Rent a room to pay utilities
An individual can claim rent-a-room relief in respect of the letting of a room or rooms in his or her home for residential purposes and the provision of meals or other services (such as cleaning, laundry, etc.) in connection with the letting. The income from such lettings is exempt from income tax, USC and PRSI where the sums arising do not exceed the annual limit of €14,000.
An individual does not have to own the residence to claim the relief, but it is a requirement that the residence be occupied by the individual receiving the rent as his or her sole or main residence, or home, during the tax year.
The €14,000 limit applies to the gross payments received from renting a room or rooms in the property. If rent-a-room relief is claimed, no deduction can be taken for normal rental expenses such as mortgage interest or insurance.
Where more than one individual is entitled to income in respect of a letting which qualifies for rent-a-room relief, and the total income received in respect of the property does not exceed €14,000 in a tax year, the relief is divided equally between the individuals when calculating their taxable income.

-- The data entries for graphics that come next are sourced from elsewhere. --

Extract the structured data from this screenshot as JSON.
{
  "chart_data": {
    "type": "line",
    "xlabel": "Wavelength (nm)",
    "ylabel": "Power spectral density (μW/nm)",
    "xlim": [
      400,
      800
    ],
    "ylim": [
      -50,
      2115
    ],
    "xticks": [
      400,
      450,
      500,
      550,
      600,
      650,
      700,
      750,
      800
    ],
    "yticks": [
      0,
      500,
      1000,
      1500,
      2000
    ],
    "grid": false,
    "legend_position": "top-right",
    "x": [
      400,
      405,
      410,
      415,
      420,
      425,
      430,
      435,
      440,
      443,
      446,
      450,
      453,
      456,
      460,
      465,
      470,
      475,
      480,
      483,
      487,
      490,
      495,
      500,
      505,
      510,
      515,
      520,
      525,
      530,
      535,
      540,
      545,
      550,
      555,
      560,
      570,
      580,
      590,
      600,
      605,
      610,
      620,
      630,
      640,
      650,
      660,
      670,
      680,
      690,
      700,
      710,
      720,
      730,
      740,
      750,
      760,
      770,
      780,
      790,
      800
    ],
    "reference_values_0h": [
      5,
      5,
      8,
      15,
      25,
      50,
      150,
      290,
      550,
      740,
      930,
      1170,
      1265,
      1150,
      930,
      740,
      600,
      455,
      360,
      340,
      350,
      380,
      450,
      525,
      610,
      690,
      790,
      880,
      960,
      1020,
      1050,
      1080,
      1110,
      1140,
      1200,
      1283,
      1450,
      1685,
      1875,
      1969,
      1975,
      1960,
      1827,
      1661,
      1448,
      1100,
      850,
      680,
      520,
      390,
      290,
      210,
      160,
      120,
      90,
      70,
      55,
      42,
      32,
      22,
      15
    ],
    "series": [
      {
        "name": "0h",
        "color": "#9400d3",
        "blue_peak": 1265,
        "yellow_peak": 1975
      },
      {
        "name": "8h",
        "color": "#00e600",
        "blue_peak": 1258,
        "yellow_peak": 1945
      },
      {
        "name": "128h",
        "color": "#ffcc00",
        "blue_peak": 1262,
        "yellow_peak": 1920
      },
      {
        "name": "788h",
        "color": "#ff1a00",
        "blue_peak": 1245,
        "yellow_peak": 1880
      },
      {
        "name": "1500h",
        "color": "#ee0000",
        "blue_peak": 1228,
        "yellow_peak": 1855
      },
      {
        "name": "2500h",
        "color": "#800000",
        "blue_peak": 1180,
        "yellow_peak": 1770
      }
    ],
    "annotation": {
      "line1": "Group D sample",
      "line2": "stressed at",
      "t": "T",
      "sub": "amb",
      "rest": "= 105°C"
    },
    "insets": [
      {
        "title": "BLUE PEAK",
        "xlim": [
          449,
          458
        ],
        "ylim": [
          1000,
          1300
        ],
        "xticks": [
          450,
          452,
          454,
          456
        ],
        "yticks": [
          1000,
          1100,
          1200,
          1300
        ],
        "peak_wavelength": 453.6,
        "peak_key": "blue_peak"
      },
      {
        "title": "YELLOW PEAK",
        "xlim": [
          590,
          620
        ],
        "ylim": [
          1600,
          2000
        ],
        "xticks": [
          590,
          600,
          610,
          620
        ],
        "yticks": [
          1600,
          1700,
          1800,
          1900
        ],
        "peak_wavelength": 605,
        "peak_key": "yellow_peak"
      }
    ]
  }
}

In the example given, where four friends own a house and intend to let out a room or rooms and claim rent-a-room relief, the €14,000 limit is divided equally between the four, so the maximum relief each individual can claim in this circumstance is €3,500.
Each individual claiming the relief is required to submit an annual return of income and to enter the amount of exempt rental income on the return (in the “Exempt Income” section). If the only other source of income for the individual is employment income, he or she can file a PAYE income tax return and include the exempt income on that form. If the individual is a self-assessed taxpayer, he or she is required to complete a Form 11 income tax return. The filing date by which the relevant return should be submitted is October 31st in the year following the tax year.